The segmenters worked well on a dataset that included every available image, regardless of magnification, microscope (three were used), or even preservation of structure and general quality of the image. This robustness allowed the processing of 462 images. “Locations” was trained on 91 of them, which were chosen at random, including images from every one of the seven subjects in the sample. The training set was enriched by data augmentation (rotations, mirroring, and changes in contrast). The training process alternated optimizers between Adam (Kingma and Ba, 2017, Preprint) and Nadam (which features Nesterov accelerated gradient descent or “Nesterov momentum” [Ruder, 2017, Preprint]). Validation was carried out on 15 images, and testing on an additional 15. The optimized model reached accuracies of 0.97 in training, 0.82 in validation, and 0.81 in testing.

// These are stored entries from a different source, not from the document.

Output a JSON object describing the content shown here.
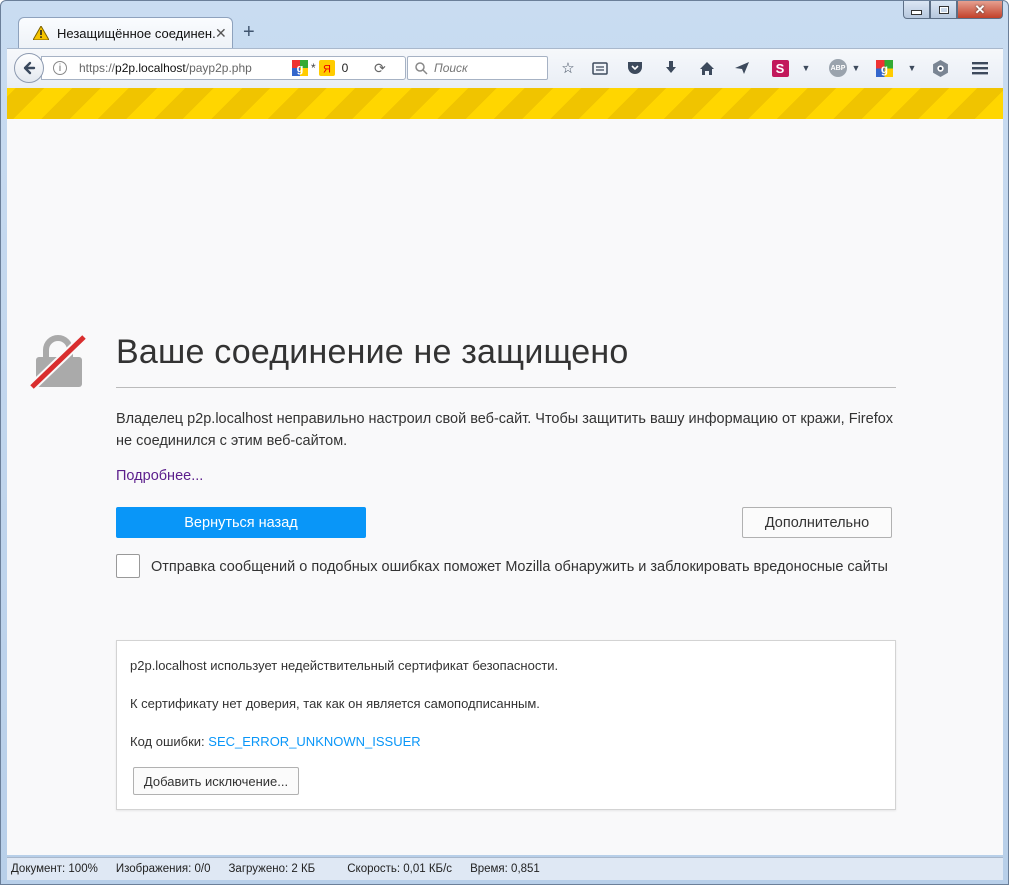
{
  "tab": {
    "title": "Незащищённое соединен..."
  },
  "address": {
    "scheme": "https://",
    "host": "p2p.localhost",
    "path": "/payp2p.php",
    "counter": "0"
  },
  "search": {
    "placeholder": "Поиск"
  },
  "toolbar": {
    "abp_label": "ABP"
  },
  "error": {
    "heading": "Ваше соединение не защищено",
    "description": "Владелец p2p.localhost неправильно настроил свой веб-сайт. Чтобы защитить вашу информацию от кражи, Firefox не соединился с этим веб-сайтом.",
    "learn_more": "Подробнее...",
    "go_back": "Вернуться назад",
    "advanced": "Дополнительно",
    "report_label": "Отправка сообщений о подобных ошибках поможет Mozilla обнаружить и заблокировать вредоносные сайты"
  },
  "advanced_panel": {
    "line1": "p2p.localhost использует недействительный сертификат безопасности.",
    "line2": "К сертификату нет доверия, так как он является самоподписанным.",
    "code_label": "Код ошибки:",
    "code": "SEC_ERROR_UNKNOWN_ISSUER",
    "add_exception": "Добавить исключение..."
  },
  "status": {
    "document": "Документ: 100%",
    "images": "Изображения: 0/0",
    "loaded": "Загружено: 2 КБ",
    "speed": "Скорость: 0,01 КБ/с",
    "time": "Время: 0,851"
  },
  "colors": {
    "accent": "#0996f8",
    "warning_stripe": "#ffd600",
    "link_visited": "#5b1e8c"
  }
}
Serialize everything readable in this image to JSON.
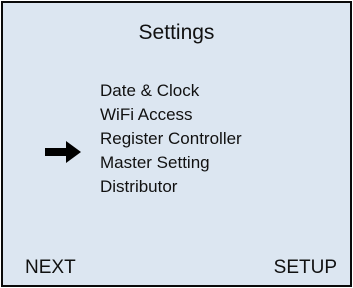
{
  "screen": {
    "title": "Settings",
    "menu": {
      "items": [
        {
          "label": "Date & Clock"
        },
        {
          "label": "WiFi Access"
        },
        {
          "label": "Register Controller"
        },
        {
          "label": "Master Setting"
        },
        {
          "label": "Distributor"
        }
      ],
      "selected_index": 2,
      "selector_icon": "arrow-right-icon"
    },
    "softkeys": {
      "left": "NEXT",
      "right": "SETUP"
    },
    "colors": {
      "background": "#dce6f1",
      "border": "#0a0a0a",
      "text": "#111111"
    }
  }
}
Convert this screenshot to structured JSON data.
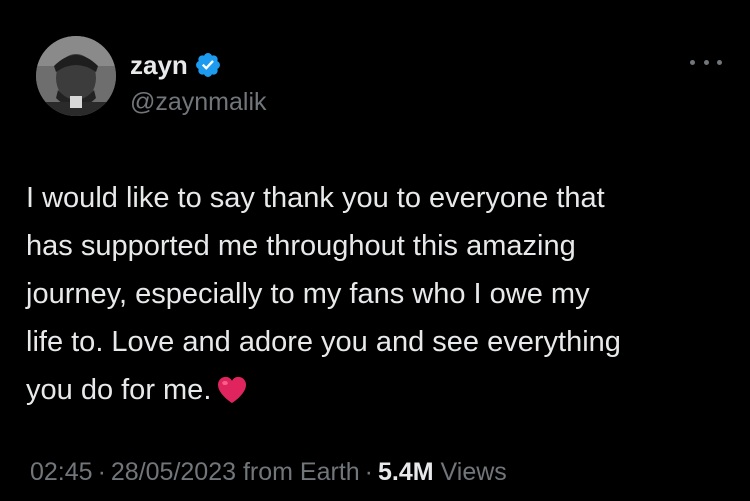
{
  "author": {
    "display_name": "zayn",
    "handle": "@zaynmalik",
    "verified": true,
    "verified_color": "#1d9bf0",
    "avatar_icon": "profile-photo"
  },
  "tweet": {
    "lines": [
      "I would like to say thank you to everyone that",
      "has supported me throughout this amazing",
      "journey, especially to my fans who I owe my",
      "life to. Love and adore you and see everything",
      "you do for me."
    ],
    "emoji": "heart-emoji",
    "emoji_color": "#e0245e"
  },
  "meta": {
    "time": "02:45",
    "separator": "·",
    "date": "28/05/2023",
    "source": "from Earth",
    "views_count": "5.4M",
    "views_label": "Views"
  },
  "colors": {
    "background": "#000000",
    "text_primary": "#e7e9ea",
    "text_secondary": "#71767b"
  }
}
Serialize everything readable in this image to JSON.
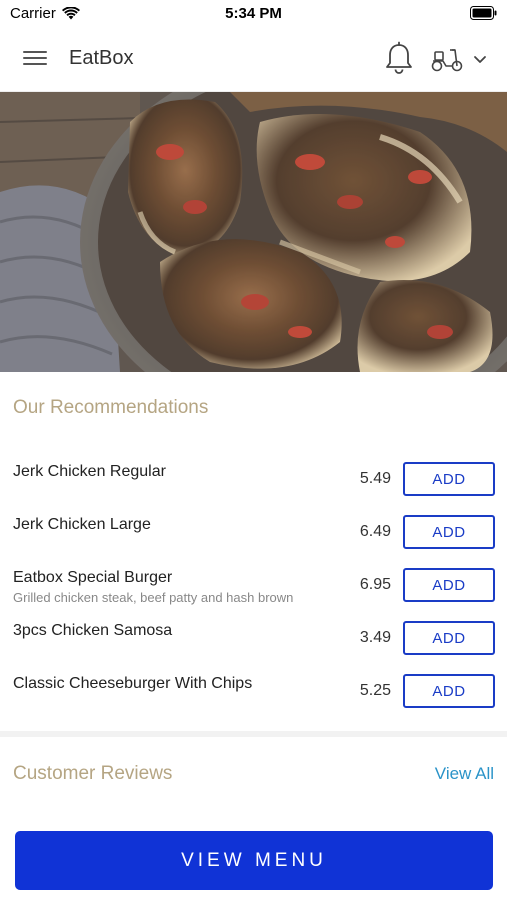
{
  "status": {
    "carrier": "Carrier",
    "time": "5:34 PM"
  },
  "header": {
    "title": "EatBox"
  },
  "recommendations": {
    "title": "Our Recommendations",
    "items": [
      {
        "name": "Jerk Chicken Regular",
        "desc": "",
        "price": "5.49",
        "button": "ADD"
      },
      {
        "name": "Jerk Chicken Large",
        "desc": "",
        "price": "6.49",
        "button": "ADD"
      },
      {
        "name": "Eatbox Special Burger",
        "desc": "Grilled chicken steak, beef patty and hash brown",
        "price": "6.95",
        "button": "ADD"
      },
      {
        "name": "3pcs Chicken Samosa",
        "desc": "",
        "price": "3.49",
        "button": "ADD"
      },
      {
        "name": "Classic Cheeseburger With Chips",
        "desc": "",
        "price": "5.25",
        "button": "ADD"
      }
    ]
  },
  "reviews": {
    "title": "Customer Reviews",
    "view_all": "View All"
  },
  "footer": {
    "view_menu": "VIEW MENU"
  },
  "colors": {
    "accent_blue": "#1033d6",
    "section_title_gold": "#b5a583",
    "link_blue": "#2a93c8"
  }
}
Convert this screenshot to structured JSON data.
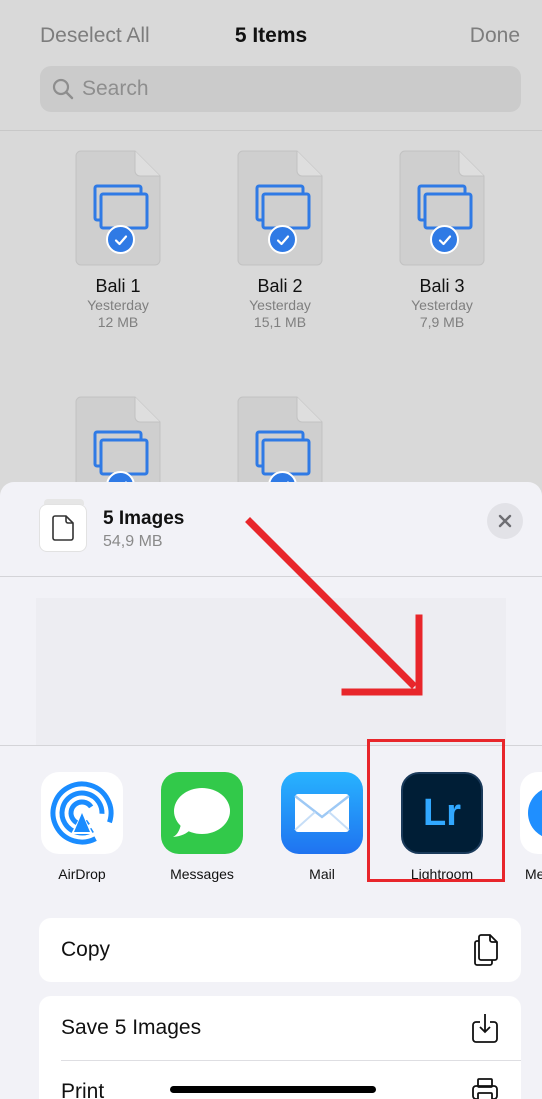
{
  "nav": {
    "left": "Deselect All",
    "title": "5 Items",
    "right": "Done"
  },
  "search": {
    "placeholder": "Search",
    "icon": "magnifying-glass"
  },
  "files": [
    {
      "name": "Bali 1",
      "date": "Yesterday",
      "size": "12 MB",
      "selected": true
    },
    {
      "name": "Bali 2",
      "date": "Yesterday",
      "size": "15,1 MB",
      "selected": true
    },
    {
      "name": "Bali 3",
      "date": "Yesterday",
      "size": "7,9 MB",
      "selected": true
    },
    {
      "name": "",
      "date": "",
      "size": "",
      "selected": true
    },
    {
      "name": "",
      "date": "",
      "size": "",
      "selected": true
    }
  ],
  "share_sheet": {
    "title": "5 Images",
    "subtitle": "54,9 MB",
    "apps": [
      {
        "label": "AirDrop",
        "icon": "airdrop-icon"
      },
      {
        "label": "Messages",
        "icon": "messages-icon"
      },
      {
        "label": "Mail",
        "icon": "mail-icon"
      },
      {
        "label": "Lightroom",
        "icon": "lightroom-icon",
        "icon_text": "Lr"
      },
      {
        "label": "Me",
        "icon": "partial-app-icon"
      }
    ],
    "actions_group1": [
      {
        "label": "Copy",
        "icon": "copy-icon"
      }
    ],
    "actions_group2": [
      {
        "label": "Save 5 Images",
        "icon": "save-to-photos-icon"
      },
      {
        "label": "Print",
        "icon": "print-icon"
      }
    ]
  },
  "colors": {
    "accent": "#2f7ae5",
    "annotation": "#e8262b",
    "lightroom_bg": "#001e36",
    "lightroom_text": "#31a8ff"
  }
}
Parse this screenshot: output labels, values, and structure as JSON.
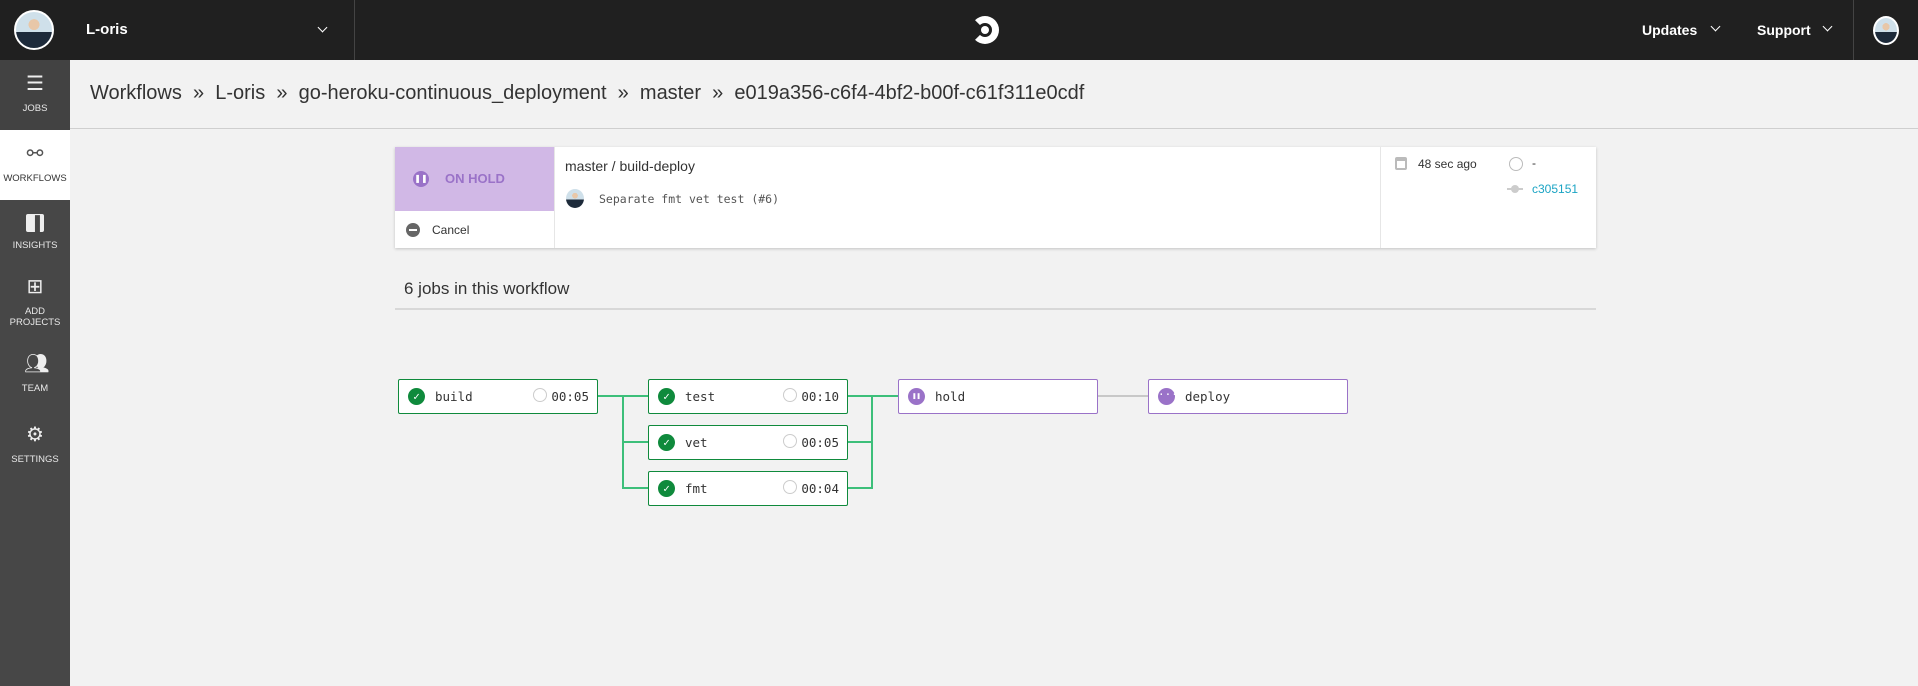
{
  "topbar": {
    "org": "L-oris",
    "nav": [
      {
        "label": "Updates"
      },
      {
        "label": "Support"
      }
    ]
  },
  "sidebar": {
    "items": [
      {
        "label": "JOBS",
        "icon": "list-icon"
      },
      {
        "label": "WORKFLOWS",
        "icon": "workflow-icon",
        "active": true
      },
      {
        "label": "INSIGHTS",
        "icon": "bar-chart-icon"
      },
      {
        "label": "ADD",
        "label2": "PROJECTS",
        "icon": "add-project-icon"
      },
      {
        "label": "TEAM",
        "icon": "team-icon"
      },
      {
        "label": "SETTINGS",
        "icon": "gears-icon"
      }
    ]
  },
  "breadcrumb": {
    "text": "Workflows  »  L-oris  »  go-heroku-continuous_deployment  »  master  »  e019a356-c6f4-4bf2-b00f-c61f311e0cdf"
  },
  "workflow": {
    "status": "ON HOLD",
    "cancel": "Cancel",
    "branch_workflow": "master / build-deploy",
    "commit_message": "Separate fmt vet test (#6)",
    "time_ago": "48 sec ago",
    "duration": "-",
    "commit_hash": "c305151"
  },
  "colors": {
    "success": "#0f8a3c",
    "hold": "#9a72c8",
    "status_bg": "#d1b8e6",
    "link": "#1ba4c4"
  },
  "jobs_heading": "6 jobs in this workflow",
  "jobs": [
    {
      "name": "build",
      "status": "success",
      "duration": "00:05"
    },
    {
      "name": "test",
      "status": "success",
      "duration": "00:10"
    },
    {
      "name": "vet",
      "status": "success",
      "duration": "00:05"
    },
    {
      "name": "fmt",
      "status": "success",
      "duration": "00:04"
    },
    {
      "name": "hold",
      "status": "on-hold"
    },
    {
      "name": "deploy",
      "status": "blocked"
    }
  ]
}
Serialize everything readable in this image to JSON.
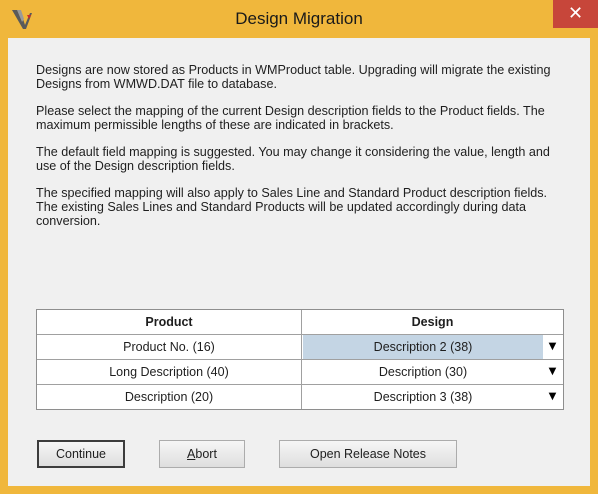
{
  "window": {
    "title": "Design Migration",
    "close_glyph": "✕",
    "app_icon": "application-logo-icon"
  },
  "intro": {
    "p1": "Designs are now stored as Products in WMProduct table. Upgrading will migrate the existing Designs from WMWD.DAT file to database.",
    "p2": "Please select the mapping of the current Design description fields to the Product fields. The maximum permissible lengths of these are indicated in brackets.",
    "p3": "The default field mapping is suggested. You may change it considering the value, length and use of the Design description fields.",
    "p4": "The specified mapping will also apply to Sales Line and Standard Product description fields. The existing Sales Lines and Standard Products will be updated accordingly during data conversion."
  },
  "mapping": {
    "headers": {
      "product": "Product",
      "design": "Design"
    },
    "rows": [
      {
        "product": "Product No. (16)",
        "design": "Description 2 (38)",
        "selected": true
      },
      {
        "product": "Long Description (40)",
        "design": "Description (30)",
        "selected": false
      },
      {
        "product": "Description (20)",
        "design": "Description 3 (38)",
        "selected": false
      }
    ],
    "dropdown_glyph": "▼"
  },
  "buttons": {
    "continue": "Continue",
    "abort_mnemonic": "A",
    "abort_rest": "bort",
    "release_notes": "Open Release Notes"
  },
  "colors": {
    "title_bar": "#f0b73c",
    "close_button": "#c7463a",
    "selected_cell": "#c4d5e4"
  }
}
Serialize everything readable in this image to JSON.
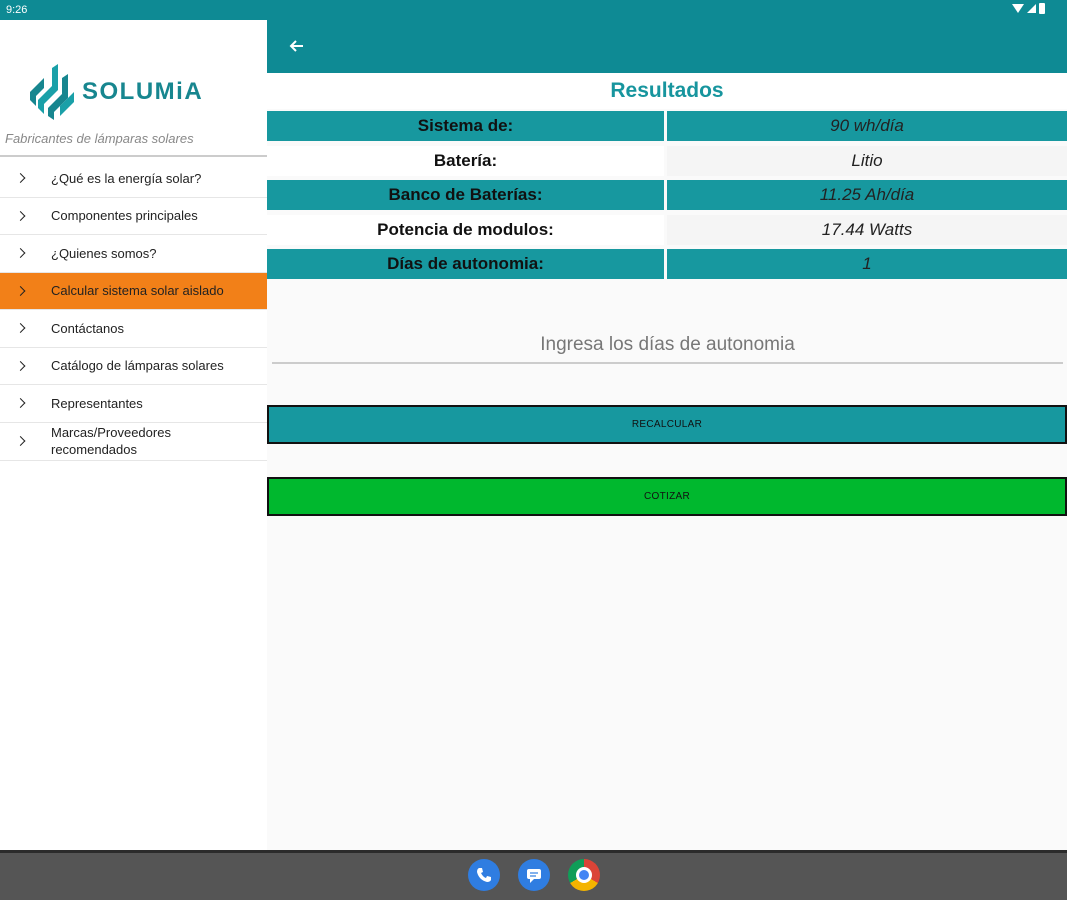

The performance of the trained Locations model is illustrated in Fig. 2. The top row, A, shows the fitting of images in the training set and the lower row illustrates the performance on the test set. While the fit of the training image is nearly perfect, consistent with the reported 97% accuracy, the predictions on the test images show errors. Over multiple images, the errors largely resided in the transition area between sarcomeric bands A and I, which trainer and model left unclassified (black in the label mask).
The Granules segmenter
The Granules segmenter was built with a nearly identical structure as Locations (code shared in Data S2 and Rios, 2024b); the necessary difference was in the last classification layer, which had just 2 units (for classifying pixels as “in granule,” label 1, or “not,” 0). The Granules segmenter was applied to the common dataset of images, using the same sub-set of images for training; data augmentation was used as described for the Locations segmenter. The training process also alternated Adam and Nadam optimizers. Accuracy reached 0.94 in the training set, 0.91 in the validation set, and 0.92 in the test set. The performance is illustrated in Fig. 3. There were predictions of granules where none were present, as well as omissions of actual granules, but both errors were rare. Most of the inaccuracy consisted of a failure to reproduce the abrupt transition at the edge of granules present in the training labels (Ground Truth). To further explore this error, the image regions within the boxes in Fig. 3 are amplified in Fig. 4, together with a plot along the x coordinate at an arbitrary y value. As shown, the error in the predicted image consists of oscillations between 0 and 1 at the label borders and areas in-between close granules. The consequences of these errors for the evaluation of granular content are minor, as argued later.
Postprocessing
The ultimate goal is to obtain the fraction vf of voxels within granules (≡ voxels in granules/all voxels), a magnitude thought to be directly proportional to the concentration of glycogen. This measure, of a feature in the 3-D tissue sample, must be derived from pf (Eq. 1), a feature in the 2-D space of EM images. pf and the various pfR are measured on EM images, which for the purpose of this study are treated as 2-D projections on the x-y plane of the granules in the imaged slice. The relationship between vf and pf, which in very thin sections should be linear, is not trivial. Nonlinearities arise chiefly from two sources: first, more than one granule fits in the 60-nm depth of a tissue slice. SS is binary; a pixel gets the value 1 whether or not granules overlap at the location. Overlap can be seen, for example, in Fig. 4, A–C. An additional complication arises from the likely presence of incomplete granules, severed at the top and bottom cuts that produce the slice. Thus, a small circle may represent the full projection of a small granule or a “cap,” cut from a larger one.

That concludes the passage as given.